Bacterial Structure -no membrane-bound organelles, but do have many internal structures -Have genetic material in the form of DNA -Often have small extra loops of DNA called plasmids. -Have ribosomes
Obtaining Energy and Nutrients Bacteria differ in how they obtain energy and nutrients Grouping prokaryotes based on their energy source separates them into photoautotrophs, chemoautotrophs, and heterotrophs.
Photoautotrophs Get their energy from sunlight through photosynthesis Includes purple sulfur and nonsulfer bacteria, green sulfur bacteria, and cyanobacteria. Cyanobacteria are a major component of the plankton that floats in the ocean.

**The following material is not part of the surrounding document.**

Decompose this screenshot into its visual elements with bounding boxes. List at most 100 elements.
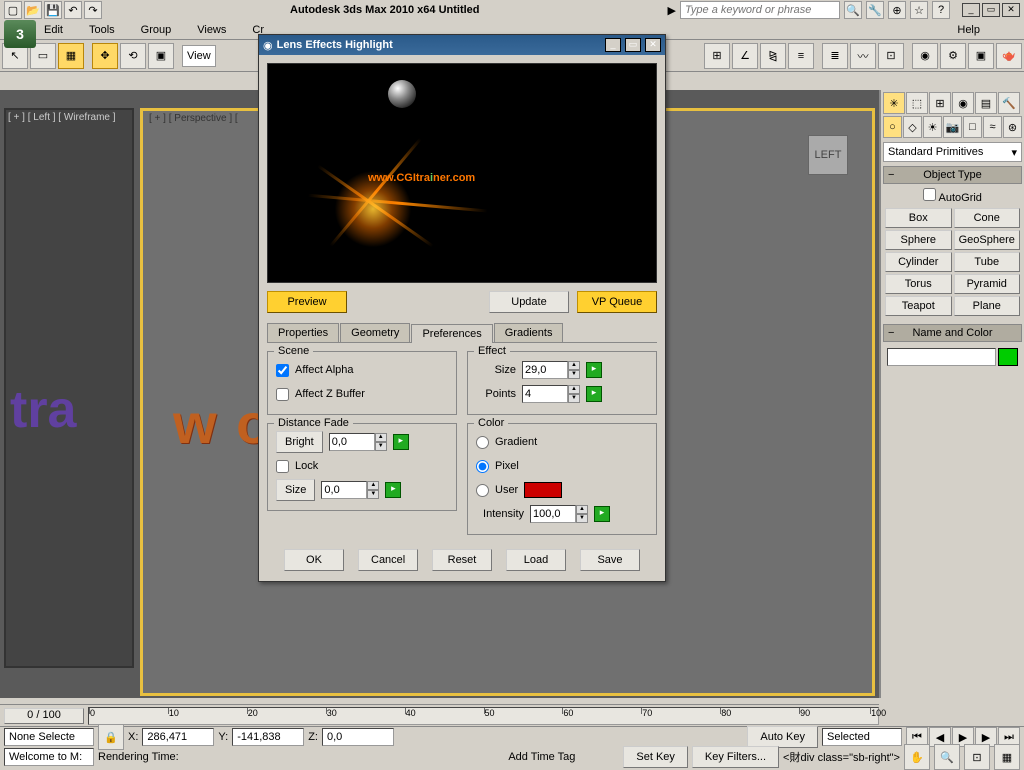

Chemoautotrophs The only organisms that can get their energy from inorganic sources. They use molecules that contain sulfur or nitrogen and simple organic molecules to obtain energy.

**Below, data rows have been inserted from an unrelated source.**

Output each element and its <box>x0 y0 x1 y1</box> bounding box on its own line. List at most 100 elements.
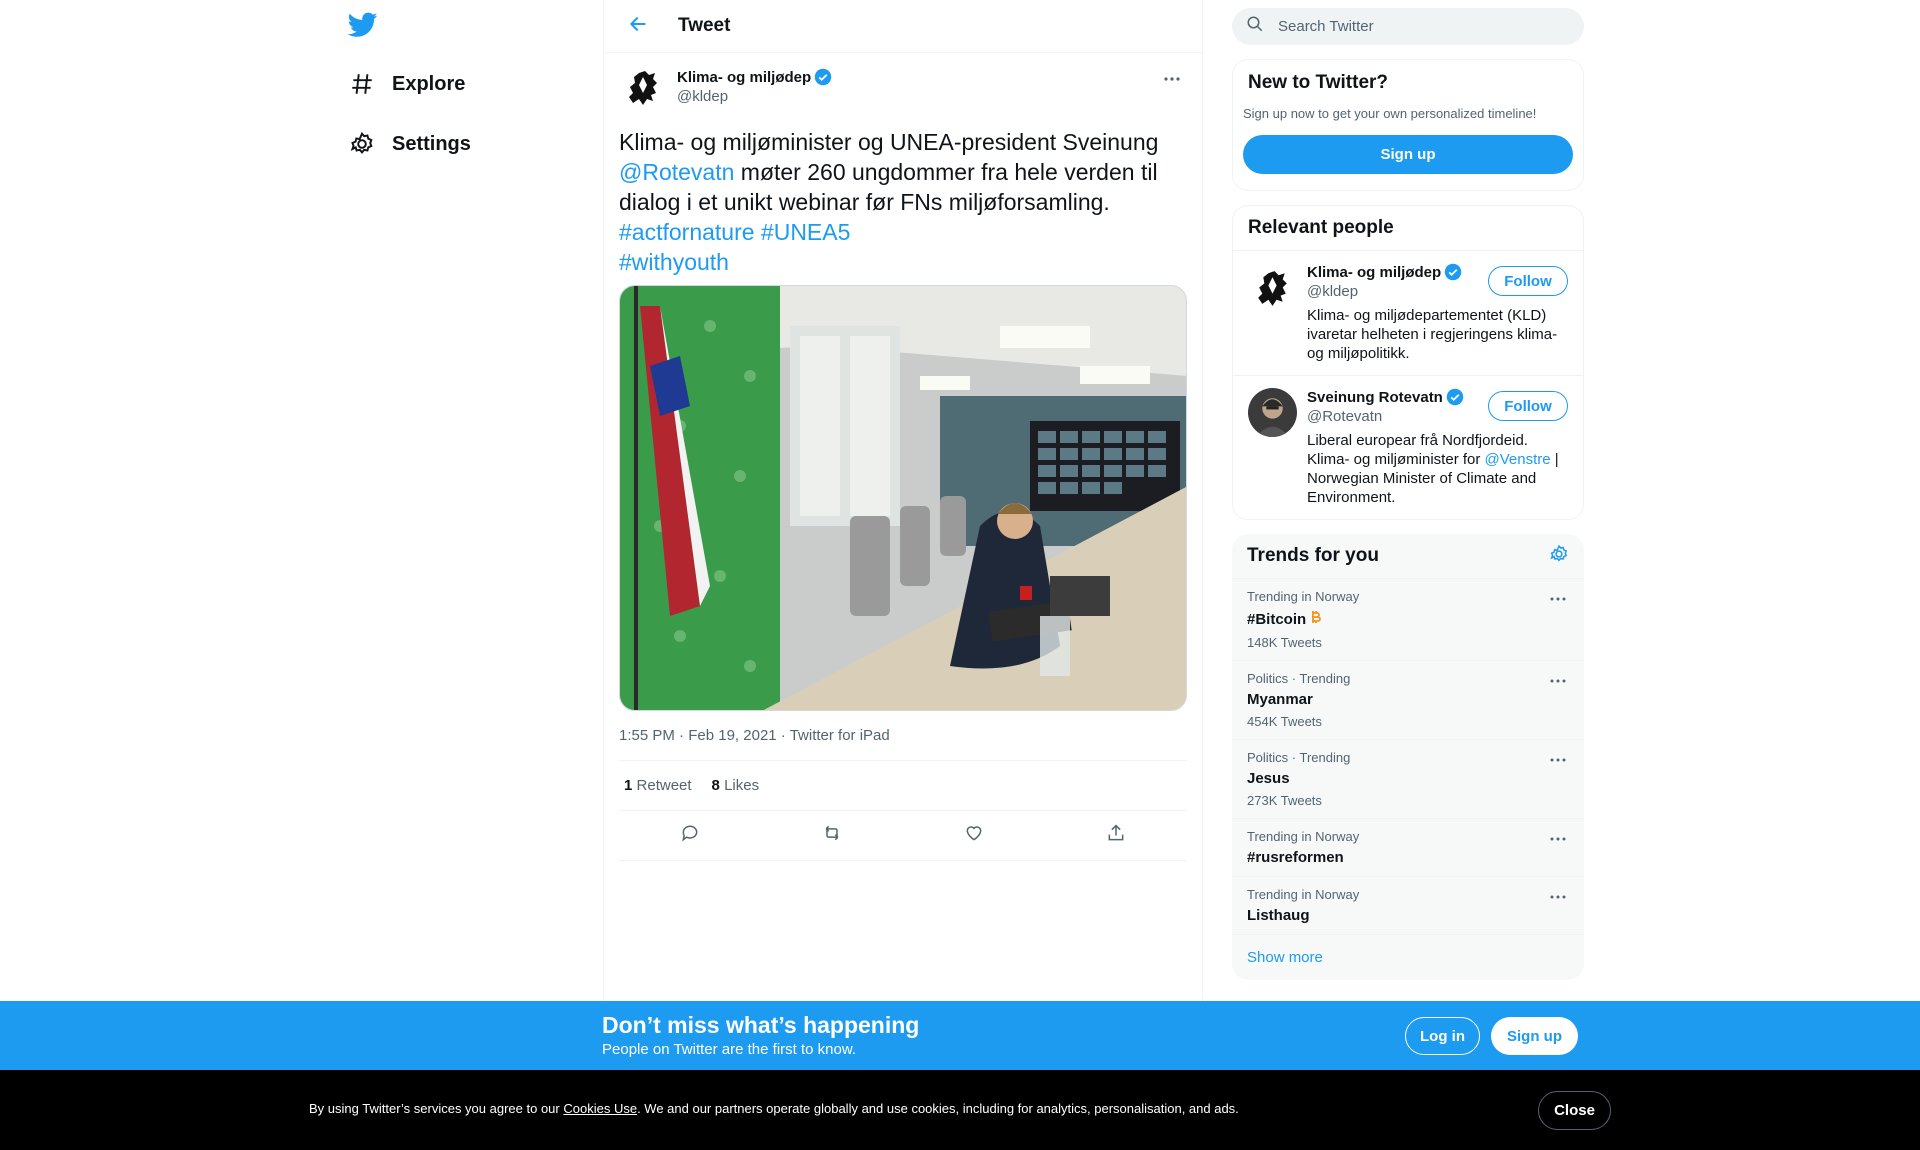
mention-link[interactable]: @Venstre <box>1485 451 1551 468</box>
trend-item[interactable]: Trending in Norway #rusreformen <box>1232 819 1584 877</box>
trend-context: Trending in Norway <box>1247 589 1360 604</box>
reply-button[interactable] <box>670 816 710 856</box>
tweet-date: Feb 19, 2021 <box>688 727 777 744</box>
verified-badge-icon <box>1444 263 1462 281</box>
retweet-count: 1 <box>624 777 633 794</box>
main-column: Tweet Klima- og miljødep @kldep Klima- o… <box>603 0 1203 1150</box>
trend-context: Politics · Trending <box>1247 671 1351 686</box>
tweet-author: Klima- og miljødep @kldep <box>619 63 1187 121</box>
cookie-banner: By using Twitter’s services you agree to… <box>0 1070 1920 1150</box>
tweet-timestamp-link[interactable]: 1:55 PM · Feb 19, 2021 <box>619 727 777 744</box>
ellipsis-icon <box>1163 69 1181 87</box>
tweet-text-line: dialog i et unikt webinar før FNs miljøf… <box>619 189 1110 215</box>
banner-subtitle: People on Twitter are the first to know. <box>602 1041 857 1058</box>
search-bar[interactable] <box>1232 8 1584 45</box>
tweet-text: Klima- og miljøminister og UNEA-presiden… <box>619 127 1187 277</box>
show-more-link[interactable]: Show more <box>1232 935 1584 980</box>
reply-icon <box>680 823 700 848</box>
trend-item[interactable]: Trending in Norway Listhaug <box>1232 877 1584 935</box>
trend-item[interactable]: Trending in Norway #Bitcoin 148K Tweets <box>1232 579 1584 661</box>
page-title: Tweet <box>678 15 731 36</box>
like-button[interactable] <box>954 816 994 856</box>
bitcoin-icon <box>1309 609 1323 629</box>
avatar[interactable] <box>1248 263 1297 312</box>
trend-count: 454K Tweets <box>1247 714 1322 729</box>
trend-item[interactable]: Politics · Trending Jesus 273K Tweets <box>1232 740 1584 819</box>
share-icon <box>1106 823 1126 848</box>
author-handle[interactable]: @kldep <box>677 88 832 105</box>
banner-title: Don’t miss what’s happening <box>602 1012 920 1038</box>
hashtag-link[interactable]: #UNEA5 <box>761 219 850 245</box>
tweet-time: 1:55 PM <box>619 727 675 744</box>
tweet-meta: 1:55 PM · Feb 19, 2021 · Twitter for iPa… <box>619 727 1187 761</box>
sign-up-button[interactable]: Sign up <box>1491 1017 1578 1055</box>
person-bio: Klima- og miljødepartementet (KLD) ivare… <box>1307 307 1558 362</box>
trend-name: #Bitcoin <box>1247 610 1307 628</box>
nav-settings[interactable]: Settings <box>348 124 471 164</box>
signup-banner: Don’t miss what’s happening People on Tw… <box>0 1001 1920 1070</box>
tweet-text-line: Klima- og miljøminister og UNEA-presiden… <box>619 129 1159 155</box>
nav-explore[interactable]: Explore <box>348 64 465 104</box>
nav-settings-label: Settings <box>392 132 471 155</box>
sign-up-button[interactable]: Sign up <box>1243 135 1573 174</box>
person-item[interactable]: Sveinung Rotevatn @Rotevatn Liberal euro… <box>1233 376 1583 519</box>
close-button[interactable]: Close <box>1538 1091 1611 1130</box>
right-sidebar: New to Twitter? Sign up now to get your … <box>1232 0 1584 980</box>
relevant-people-title: Relevant people <box>1248 217 1394 238</box>
trend-more-button[interactable] <box>1546 669 1570 693</box>
author-name[interactable]: Klima- og miljødep <box>677 69 811 86</box>
nav-explore-label: Explore <box>392 72 466 95</box>
likes-stat[interactable]: 8 Likes <box>712 777 760 794</box>
relevant-people-card: Relevant people Klima- og miljødep @klde… <box>1232 205 1584 520</box>
trend-item[interactable]: Politics · Trending Myanmar 454K Tweets <box>1232 661 1584 740</box>
person-item[interactable]: Klima- og miljødep @kldep Klima- og milj… <box>1233 251 1583 376</box>
hashtag-link[interactable]: #actfornature <box>619 219 755 245</box>
mention-link[interactable]: @Rotevatn <box>619 159 734 185</box>
trends-card: Trends for you Trending in Norway #Bitco… <box>1232 534 1584 980</box>
trend-more-button[interactable] <box>1546 827 1570 851</box>
person-name: Sveinung Rotevatn <box>1307 388 1443 406</box>
hashtag-link[interactable]: #withyouth <box>619 249 729 275</box>
cookie-text-part: By using Twitter’s services you agree to… <box>309 1101 564 1116</box>
tweet-text-line: møter 260 ungdommer fra hele verden til <box>734 159 1158 185</box>
trend-name: Myanmar <box>1247 691 1313 708</box>
retweet-icon <box>821 823 843 848</box>
separator: · <box>674 727 689 744</box>
avatar[interactable] <box>1248 388 1297 437</box>
tweet-photo[interactable] <box>619 285 1187 711</box>
arrow-left-icon <box>628 14 648 39</box>
twitter-bird-icon[interactable] <box>347 12 380 42</box>
trend-more-button[interactable] <box>1546 587 1570 611</box>
trend-name: Jesus <box>1247 770 1290 787</box>
gear-icon[interactable] <box>1549 544 1569 569</box>
heart-icon <box>964 823 984 848</box>
trend-name: #rusreformen <box>1247 849 1344 866</box>
search-icon <box>1246 15 1264 38</box>
trend-more-button[interactable] <box>1546 748 1570 772</box>
back-button[interactable] <box>618 6 658 46</box>
follow-button[interactable]: Follow <box>1488 391 1568 421</box>
retweet-label: Retweet <box>636 777 692 794</box>
retweet-button[interactable] <box>812 816 852 856</box>
hashtag-icon <box>348 70 376 98</box>
share-button[interactable] <box>1096 816 1136 856</box>
search-input[interactable] <box>1278 18 1538 35</box>
tweet-header: Tweet <box>604 0 1202 53</box>
avatar[interactable] <box>619 63 667 111</box>
cookie-text: By using Twitter’s services you agree to… <box>309 1101 1239 1116</box>
tweet: Klima- og miljødep @kldep Klima- og milj… <box>604 53 1202 861</box>
like-label: Likes <box>724 777 760 794</box>
tweet-source-link[interactable]: Twitter for iPad <box>790 727 890 744</box>
trend-more-button[interactable] <box>1546 885 1570 909</box>
log-in-button[interactable]: Log in <box>1405 1017 1480 1055</box>
tweet-actions <box>619 811 1187 861</box>
more-options-button[interactable] <box>1157 63 1187 93</box>
follow-button[interactable]: Follow <box>1488 266 1568 296</box>
cookies-use-link[interactable]: Cookies Use <box>563 1101 637 1116</box>
trend-context: Trending in Norway <box>1247 829 1360 844</box>
trend-name: Listhaug <box>1247 907 1310 924</box>
trend-context: Politics · Trending <box>1247 750 1351 765</box>
retweets-stat[interactable]: 1 Retweet <box>624 777 692 794</box>
new-to-twitter-title: New to Twitter? <box>1248 72 1389 93</box>
verified-badge-icon <box>814 68 832 86</box>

Heterotrophs Most prokaryotes are heterotrophs and get both their energy and their nutrients from other organisms. Most absorb their nutrients from dead organisms, but some are parasites or pathogens.
Reproduction and Adaptation Prokaryotes reproduce by binary fission; exchange genetic material through conjugation, transformation, and transduction; and survive harsh conditions by forming endospores.
Binary Fission Prokaryotes usually reproduce asexually by binary fission. A single cell divides into two identical new cells. Mutations do occur during prokaryotic reproduction, and new forms emerge frequently.
Genetic Recombination There are 3 ways in which prokaryotes can form new genetic combinations. –Conjugation- two bacteria exchange genetic material. –Transformation- bacteria take up DNA fragments from their environment. –Transduction- genetic material is transferred by a virus.
Endospore formation Endospore = thick-walled structures formed by bacteria to survive harsh conditions. Can survive boiling, radiation, and acid. Show no signs of life and can be revived after hundreds of years.